We present NeRF-W, a system for 3D reconstruction of landmarks from unconstrained, "in-the-wild" photo collections. Given a set of posed photos, NeRF-W is able to disentangle the shared, underlying 3D geometry from transient objects and photometric variations, producing a consistent, photorealistic scene representation that can be rendered from novel viewpoints.
Ricardo Martin-Brualla*, Noha Radwan*, Mehdi S. M. Sajjadi*, Jonathan T. Barron, Alexey Dosovitskiy, and Daniel Duckworth
(* Denotes equal contribution)
We present a learning-based method for synthesizing novel views of complex outdoor scenes using only unstructured collections of in-the-wild photographs. We build on neural radiance fields (NeRF), which uses the weights of a multilayer perceptron to implicitly model the volumetric density and color of a scene. While NeRF works well on images of static subjects captured under controlled settings, it is incapable of modeling many ubiquitous, real-world phenomena in uncontrolled images, such as variable illumination or transient occluders.

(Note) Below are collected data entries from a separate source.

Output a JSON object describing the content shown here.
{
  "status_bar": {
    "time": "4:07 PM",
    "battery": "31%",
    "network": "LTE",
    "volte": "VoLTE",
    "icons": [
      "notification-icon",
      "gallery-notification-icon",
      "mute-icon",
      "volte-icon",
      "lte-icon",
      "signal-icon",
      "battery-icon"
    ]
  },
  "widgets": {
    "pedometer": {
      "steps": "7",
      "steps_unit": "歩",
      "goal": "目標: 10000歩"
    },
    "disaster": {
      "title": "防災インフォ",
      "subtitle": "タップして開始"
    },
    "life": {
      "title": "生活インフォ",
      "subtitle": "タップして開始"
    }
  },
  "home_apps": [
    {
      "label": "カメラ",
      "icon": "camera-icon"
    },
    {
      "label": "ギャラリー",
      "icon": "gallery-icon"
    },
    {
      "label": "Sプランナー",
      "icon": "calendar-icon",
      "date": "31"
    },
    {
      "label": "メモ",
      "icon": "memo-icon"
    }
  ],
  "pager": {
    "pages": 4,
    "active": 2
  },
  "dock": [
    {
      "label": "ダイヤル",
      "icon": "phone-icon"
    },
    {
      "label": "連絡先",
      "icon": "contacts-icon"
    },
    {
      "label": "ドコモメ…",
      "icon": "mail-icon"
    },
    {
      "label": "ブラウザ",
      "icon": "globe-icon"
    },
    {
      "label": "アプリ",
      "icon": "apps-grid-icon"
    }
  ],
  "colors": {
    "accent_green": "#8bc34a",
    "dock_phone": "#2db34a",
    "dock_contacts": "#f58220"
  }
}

In this work, we introduce a series of extensions to NeRF to address these issues, thereby allowing for accurate reconstructions from unstructured image collections taken from the internet. We apply our system, which we dub NeRF-W, to internet photo collections of famous landmarks, thereby producing photorealistic, spatially consistent scene representations despite unknown and confounding factors, resulting in significant improvement over the state of the art.